Whose voice?

December 19, 2013

Another too long day with an early morning flight to Amsterdam.   I had booked an airport hotel and should have been there by midnight.  However a fatality on the line at Battersea Park delayed all trains so I had another night with sleep restricted to four hours.  By the time I made it back to Lockeridge that evening it took an effort (worthwhile) to cross the road to the Who’da Thought It for a pre-christmas drink with friends.  I was there for a Development Sector seminar in support of our new Benelux operation formed with Dave and Friso.  The first of many such partnerships it should also us to scale across geographies and applications as the market for sense-making grows.

One of the key principles of SenseMaker® is to allow the voice of the subject to be heard, not just as a narrative but also as interpretation.  I normally contrast this with longitudinal research and computer based search (such as sentiment analysis).  I do so not to denigrate the former but to differentiate what we do from them.  In one approach to longitudinal research narrative is gathered in the field, transcribed then tagged or interpreted by the researcher using some theory of the field.  With computer search engines the text is interpreted and patterns sought.

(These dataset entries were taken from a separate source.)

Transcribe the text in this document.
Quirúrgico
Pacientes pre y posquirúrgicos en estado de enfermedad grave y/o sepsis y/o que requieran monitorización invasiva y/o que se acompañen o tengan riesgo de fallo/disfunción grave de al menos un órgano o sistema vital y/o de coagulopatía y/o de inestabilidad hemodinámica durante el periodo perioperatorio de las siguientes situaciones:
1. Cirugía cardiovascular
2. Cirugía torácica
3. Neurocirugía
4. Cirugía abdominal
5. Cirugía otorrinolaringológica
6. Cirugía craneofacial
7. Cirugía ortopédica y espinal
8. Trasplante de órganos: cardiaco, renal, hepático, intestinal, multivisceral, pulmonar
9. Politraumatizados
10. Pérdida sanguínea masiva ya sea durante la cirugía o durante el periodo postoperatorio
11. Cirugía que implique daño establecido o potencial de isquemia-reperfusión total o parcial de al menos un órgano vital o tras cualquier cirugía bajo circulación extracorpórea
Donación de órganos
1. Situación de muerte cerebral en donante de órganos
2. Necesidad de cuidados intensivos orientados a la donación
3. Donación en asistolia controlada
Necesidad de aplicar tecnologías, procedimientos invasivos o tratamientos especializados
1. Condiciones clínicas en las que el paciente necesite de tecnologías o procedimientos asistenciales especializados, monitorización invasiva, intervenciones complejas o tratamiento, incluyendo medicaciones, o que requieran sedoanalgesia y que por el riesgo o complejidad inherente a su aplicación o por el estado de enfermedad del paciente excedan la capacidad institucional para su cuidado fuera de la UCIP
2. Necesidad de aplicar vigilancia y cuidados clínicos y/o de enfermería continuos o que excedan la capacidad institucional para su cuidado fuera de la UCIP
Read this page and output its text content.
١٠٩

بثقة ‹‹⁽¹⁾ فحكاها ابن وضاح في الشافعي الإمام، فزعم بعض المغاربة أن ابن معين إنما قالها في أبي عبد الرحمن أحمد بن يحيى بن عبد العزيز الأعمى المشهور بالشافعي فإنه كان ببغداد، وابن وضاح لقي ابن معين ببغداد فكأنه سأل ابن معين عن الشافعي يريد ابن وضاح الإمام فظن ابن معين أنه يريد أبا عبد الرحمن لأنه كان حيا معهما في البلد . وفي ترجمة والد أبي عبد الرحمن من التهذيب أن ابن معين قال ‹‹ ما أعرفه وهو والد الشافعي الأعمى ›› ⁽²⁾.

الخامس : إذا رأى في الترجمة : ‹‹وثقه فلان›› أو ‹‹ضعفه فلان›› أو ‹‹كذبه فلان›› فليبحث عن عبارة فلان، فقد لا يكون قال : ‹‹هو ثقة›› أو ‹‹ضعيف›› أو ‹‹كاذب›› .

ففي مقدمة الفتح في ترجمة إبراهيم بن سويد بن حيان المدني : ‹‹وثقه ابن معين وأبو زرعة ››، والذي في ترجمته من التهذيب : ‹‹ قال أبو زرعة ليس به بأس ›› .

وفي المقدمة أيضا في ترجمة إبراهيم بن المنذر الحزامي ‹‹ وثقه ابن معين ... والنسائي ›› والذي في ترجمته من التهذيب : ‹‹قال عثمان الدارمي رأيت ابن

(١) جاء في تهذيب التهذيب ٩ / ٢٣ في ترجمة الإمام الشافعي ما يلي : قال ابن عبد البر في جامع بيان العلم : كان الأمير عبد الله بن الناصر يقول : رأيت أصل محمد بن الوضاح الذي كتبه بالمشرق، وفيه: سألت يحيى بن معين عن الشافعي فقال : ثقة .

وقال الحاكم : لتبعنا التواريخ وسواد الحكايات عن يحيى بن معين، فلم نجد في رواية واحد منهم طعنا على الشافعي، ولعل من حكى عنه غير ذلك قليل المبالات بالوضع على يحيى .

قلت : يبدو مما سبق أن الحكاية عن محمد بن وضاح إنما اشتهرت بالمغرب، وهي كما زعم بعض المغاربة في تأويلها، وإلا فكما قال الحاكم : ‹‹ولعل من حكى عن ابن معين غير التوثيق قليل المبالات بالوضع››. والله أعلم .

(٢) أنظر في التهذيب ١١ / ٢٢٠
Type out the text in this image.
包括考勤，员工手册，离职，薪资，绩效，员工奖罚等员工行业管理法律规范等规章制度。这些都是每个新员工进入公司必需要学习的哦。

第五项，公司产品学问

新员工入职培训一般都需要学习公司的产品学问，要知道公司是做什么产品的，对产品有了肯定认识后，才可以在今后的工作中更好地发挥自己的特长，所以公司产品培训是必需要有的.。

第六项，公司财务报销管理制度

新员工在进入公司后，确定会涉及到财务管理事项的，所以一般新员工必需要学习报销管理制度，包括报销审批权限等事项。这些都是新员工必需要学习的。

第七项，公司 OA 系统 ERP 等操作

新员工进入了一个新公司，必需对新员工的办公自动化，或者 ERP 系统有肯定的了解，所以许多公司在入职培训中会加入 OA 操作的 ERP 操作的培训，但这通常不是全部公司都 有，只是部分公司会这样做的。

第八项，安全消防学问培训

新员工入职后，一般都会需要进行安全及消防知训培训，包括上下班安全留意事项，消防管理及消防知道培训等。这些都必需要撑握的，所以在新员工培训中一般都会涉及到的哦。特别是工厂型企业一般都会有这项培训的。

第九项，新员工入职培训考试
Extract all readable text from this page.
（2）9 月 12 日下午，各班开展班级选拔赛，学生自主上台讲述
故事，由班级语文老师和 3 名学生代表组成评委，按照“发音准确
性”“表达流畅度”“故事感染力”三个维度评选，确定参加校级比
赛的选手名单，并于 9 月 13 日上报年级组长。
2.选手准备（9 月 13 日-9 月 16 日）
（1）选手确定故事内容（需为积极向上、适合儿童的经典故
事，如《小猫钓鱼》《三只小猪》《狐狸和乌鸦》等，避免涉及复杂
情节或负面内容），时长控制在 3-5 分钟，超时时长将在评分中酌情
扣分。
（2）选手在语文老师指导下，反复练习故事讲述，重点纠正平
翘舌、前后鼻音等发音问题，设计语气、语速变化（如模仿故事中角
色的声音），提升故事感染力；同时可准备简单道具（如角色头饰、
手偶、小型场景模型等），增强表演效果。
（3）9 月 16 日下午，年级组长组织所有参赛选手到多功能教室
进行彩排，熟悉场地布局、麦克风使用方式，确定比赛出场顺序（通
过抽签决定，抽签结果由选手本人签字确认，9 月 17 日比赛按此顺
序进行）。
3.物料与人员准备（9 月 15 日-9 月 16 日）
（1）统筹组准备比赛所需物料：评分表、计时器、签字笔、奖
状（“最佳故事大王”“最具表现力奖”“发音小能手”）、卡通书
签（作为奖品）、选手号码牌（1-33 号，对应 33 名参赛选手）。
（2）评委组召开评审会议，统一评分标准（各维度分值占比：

With SenseMaker® we take a different approach.  The theory that the researcher uses is taken and represented as triads and more recently stones but lets keep this simple for the moment.  To understand this process its worth reading Beth’s paper which explains how we went through the process with cultural anthropology to create a signifier set which has stood the test of time in multiple projects over three continents.  Key to this patented approach is:

  1. The need to trigger the novelty receptive capability of the brain by exciting its curiosity and by preventing the gifting and gaming that is an inevitable consequence of the classic survey questions where you know what answer the researcher desires.
  2. To facilitate this the labels need to be all positive or all negative
  3. Given that the primary meaning is in the signification, we can allow people to withhold their story, something that we do with permission codes.  This is important as an issue of respect, let alone its utility for research itself.
  4. It also allows us to capture material in picture or sound form which is often more expressive than text and allows people to use their own voice in their own language or dialect.  Given that the primary meaning is quantitative, the explanatory narrative will only need to be translated or seen to provide an explanation for a statistical pattern.
  5. Critically it also means we can move to continuous capture in what was once called by a Government Anthropologist the first example of distributed ethnography.

There are other aspects as well, including some our recent work on human sensor networks, but that is for another day.  The point I want to emphasise in this is that the primary interpretation is done by the person who created the story not by an expert.  Secondary interpretation can be done by said experts, or by the people who create them but we start with numerical data created in the field.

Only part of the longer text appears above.